Single-particle excitations across the localization and many-body localization transition in quasi-periodic systems

Abstract: We study localization and many-body localization transition in one dimensional systems in the presence of deterministic quasi-periodic potential. We use single-particle excitations obtained through single-particle Green's function in real space to characterize the localization to delocalization transition. A single parameter scaling analysis of the ratio of the typical to average value of the local density of states (LDOS) of single particle excitations shows that the critical exponent with which the correlation length $\xi$ diverges at the transition point $\xi \sim |h-h_c|^{-\nu}$, coming from the localized side, satisfies the inequality $\nu \ge 1$ for the non-interacting Aubry-Andre (AA) model.
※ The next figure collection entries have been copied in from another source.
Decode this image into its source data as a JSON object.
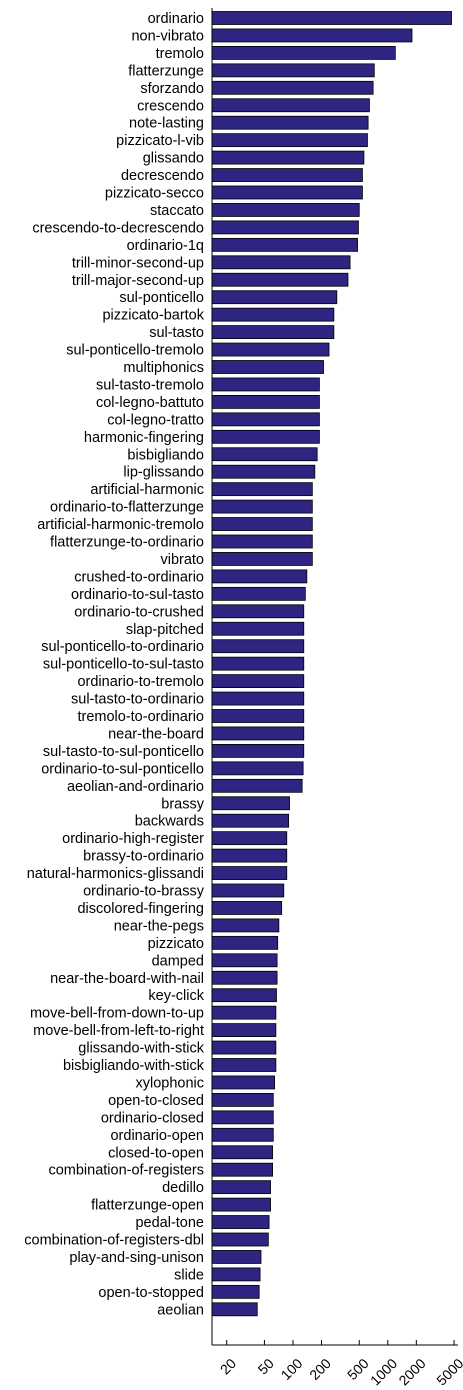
{
  "chart_data": {
    "type": "bar",
    "orientation": "horizontal",
    "x_scale": "log",
    "xlim": [
      14,
      5500
    ],
    "xticks": [
      20,
      50,
      100,
      200,
      500,
      1000,
      2000,
      5000
    ],
    "xtick_labels": [
      "20",
      "50",
      "100",
      "200",
      "500",
      "1000",
      "2000",
      "5000"
    ],
    "grid": false,
    "bar_color": "#2e2583",
    "categories": [
      "ordinario",
      "non-vibrato",
      "tremolo",
      "flatterzunge",
      "sforzando",
      "crescendo",
      "note-lasting",
      "pizzicato-l-vib",
      "glissando",
      "decrescendo",
      "pizzicato-secco",
      "staccato",
      "crescendo-to-decrescendo",
      "ordinario-1q",
      "trill-minor-second-up",
      "trill-major-second-up",
      "sul-ponticello",
      "pizzicato-bartok",
      "sul-tasto",
      "sul-ponticello-tremolo",
      "multiphonics",
      "sul-tasto-tremolo",
      "col-legno-battuto",
      "col-legno-tratto",
      "harmonic-fingering",
      "bisbigliando",
      "lip-glissando",
      "artificial-harmonic",
      "ordinario-to-flatterzunge",
      "artificial-harmonic-tremolo",
      "flatterzunge-to-ordinario",
      "vibrato",
      "crushed-to-ordinario",
      "ordinario-to-sul-tasto",
      "ordinario-to-crushed",
      "slap-pitched",
      "sul-ponticello-to-ordinario",
      "sul-ponticello-to-sul-tasto",
      "ordinario-to-tremolo",
      "sul-tasto-to-ordinario",
      "tremolo-to-ordinario",
      "near-the-board",
      "sul-tasto-to-sul-ponticello",
      "ordinario-to-sul-ponticello",
      "aeolian-and-ordinario",
      "brassy",
      "backwards",
      "ordinario-high-register",
      "brassy-to-ordinario",
      "natural-harmonics-glissandi",
      "ordinario-to-brassy",
      "discolored-fingering",
      "near-the-pegs",
      "pizzicato",
      "damped",
      "near-the-board-with-nail",
      "key-click",
      "move-bell-from-down-to-up",
      "move-bell-from-left-to-right",
      "glissando-with-stick",
      "bisbigliando-with-stick",
      "xylophonic",
      "open-to-closed",
      "ordinario-closed",
      "ordinario-open",
      "closed-to-open",
      "combination-of-registers",
      "dedillo",
      "flatterzunge-open",
      "pedal-tone",
      "combination-of-registers-dbl",
      "play-and-sing-unison",
      "slide",
      "open-to-stopped",
      "aeolian"
    ],
    "values": [
      4700,
      1800,
      1200,
      720,
      700,
      640,
      620,
      610,
      560,
      540,
      540,
      500,
      490,
      480,
      400,
      380,
      290,
      270,
      270,
      240,
      210,
      190,
      190,
      190,
      190,
      180,
      170,
      160,
      160,
      160,
      160,
      160,
      140,
      135,
      130,
      130,
      130,
      130,
      130,
      130,
      130,
      130,
      130,
      128,
      125,
      92,
      90,
      86,
      86,
      86,
      80,
      76,
      71,
      69,
      68,
      68,
      67,
      66,
      66,
      66,
      66,
      64,
      62,
      62,
      62,
      61,
      61,
      58,
      58,
      56,
      55,
      46,
      45,
      44,
      42
    ]
  }
}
For the interacting system with AA potential, we study single particle excitations produced in highly excited many-body eigenstates across the MBL transition and found that the critical exponent obtained from finite-size scaling of the ratio of the typical to average value of the LDOS satisfies $\nu \ge 1$ here as well. This analysis of local density of states shows that the localization and MBL transition in systems with quasi-periodic potential belong to a different universality class than the localization and MBL transition in systems with random disorder where $\nu \ge 2$. In complete contrast to this, finite-size scaling of the level spacing ratio is known to support the same universality class for MBL transitions in systems with quasiperiodic as well as random disorder potentials. For the interacting systems with quasiperiodic potentials, though finite-size scaling of the level spacing ratio shows a transition at $h_c^{lsr}$ which is close to the transition point obtained from LDOS within numerical precision, the critical exponent obtained from finite-size scaling of level spacing ratio is $\nu \sim 0.54$ in close similarity to the MBL systems with random disorder.